There will be a high-profile bus accident in Ireland. A serial killer will be caught in the USA and his crimes will be unbelievable. A giant sandstorm for the Middle East. The queen will have health issues. November will sport some promising winter days with light snow. The light snow will hang around for a while, without disrupting our lives. But the kids will be sledding so it’s all good.

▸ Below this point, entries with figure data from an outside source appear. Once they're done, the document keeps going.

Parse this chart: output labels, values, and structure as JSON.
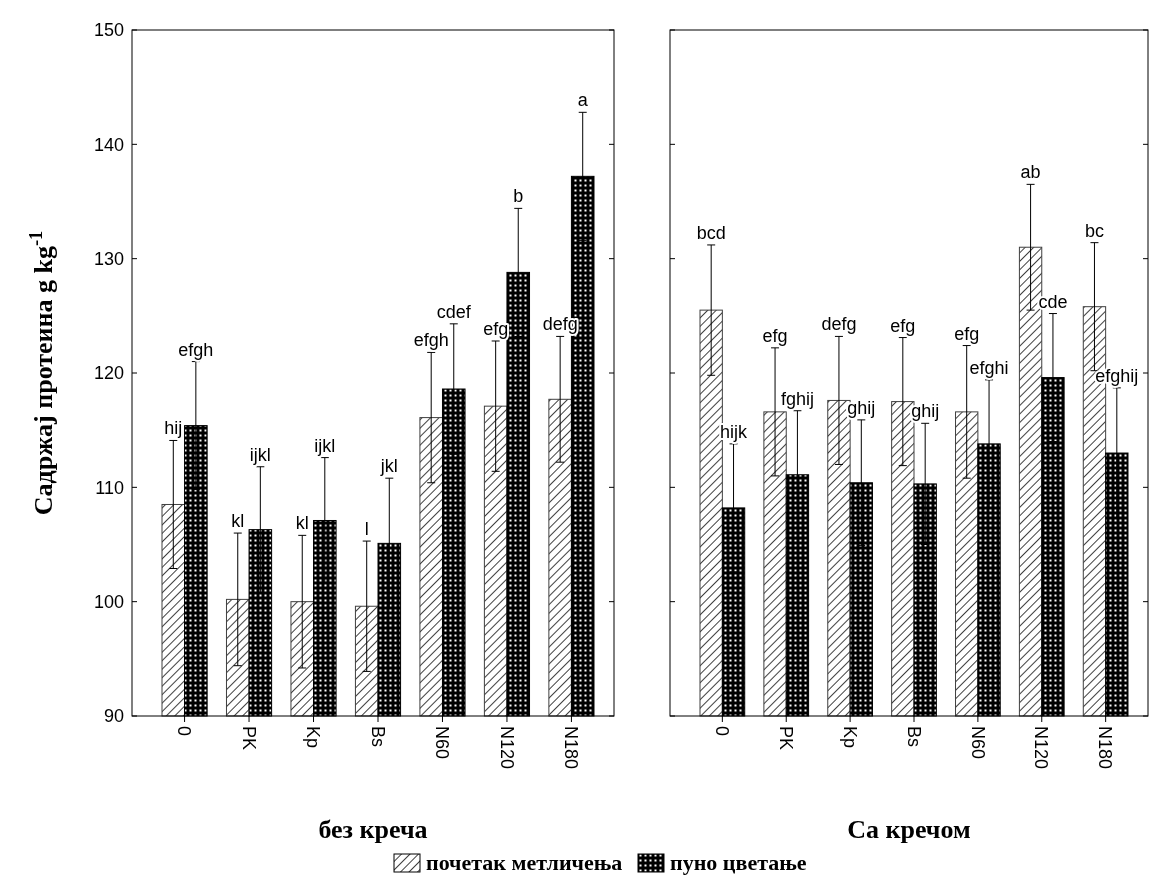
{
  "chart_data": [
    {
      "type": "bar",
      "xlabel": "без креча",
      "ylabel": "Садржај протеина g kg$^{-1}$",
      "categories": [
        "0",
        "PK",
        "Kp",
        "Bs",
        "N60",
        "N120",
        "N180"
      ],
      "series": [
        {
          "name": "почетак метличења",
          "color": "#404040",
          "values": [
            108.5,
            100.2,
            100.0,
            99.6,
            116.1,
            117.1,
            117.7
          ],
          "errors": [
            5.6,
            5.8,
            5.8,
            5.7,
            5.7,
            5.7,
            5.5
          ]
        },
        {
          "name": "пуно цветање",
          "color": "#000000",
          "values": [
            115.4,
            106.3,
            107.1,
            105.1,
            118.6,
            128.8,
            137.2
          ],
          "errors": [
            5.6,
            5.5,
            5.5,
            5.7,
            5.7,
            5.6,
            5.6
          ]
        }
      ],
      "ylim": [
        90,
        150
      ],
      "yticks": [
        90,
        100,
        110,
        120,
        130,
        140,
        150
      ],
      "grid": false,
      "legend": "bottom",
      "annotations": [
        "hij",
        "efgh",
        "kl",
        "ijkl",
        "kl",
        "ijkl",
        "l",
        "jkl",
        "efgh",
        "cdef",
        "efg",
        "b",
        "defg",
        "a"
      ]
    },
    {
      "type": "bar",
      "xlabel": "Са кречом",
      "categories": [
        "0",
        "PK",
        "Kp",
        "Bs",
        "N60",
        "N120",
        "N180"
      ],
      "series": [
        {
          "color": "#404040",
          "values": [
            125.5,
            116.6,
            117.6,
            117.5,
            116.6,
            131.0,
            125.8
          ],
          "errors": [
            5.7,
            5.6,
            5.6,
            5.6,
            5.8,
            5.5,
            5.6
          ]
        },
        {
          "color": "#000000",
          "values": [
            108.2,
            111.1,
            110.4,
            110.3,
            113.8,
            119.6,
            113.0
          ],
          "errors": [
            5.6,
            5.6,
            5.5,
            5.3,
            5.6,
            5.6,
            5.7
          ]
        }
      ],
      "ylim": [
        90,
        150
      ],
      "yticks": [
        90,
        100,
        110,
        120,
        130,
        140,
        150
      ],
      "grid": false,
      "tick_labels": "x",
      "annotations": [
        "bcd",
        "hijk",
        "efg",
        "fghij",
        "defg",
        "ghij",
        "efg",
        "ghij",
        "efg",
        "efghi",
        "ab",
        "cde",
        "bc",
        "efghij"
      ]
    }
  ]
}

Proteins will be on sale without the killing of animals, and Irish scientists will be involved in this. Adele will have some baby news. Alien stories will be flooding the news. The march to a cashless society continues. Old Moore is dreaming of a white Christmas. All through December we will see a smattering of snow. It will be enough to make the parks look like a wonderland, but it won’t create panic and embarrassing slipping on ice in front of your friends.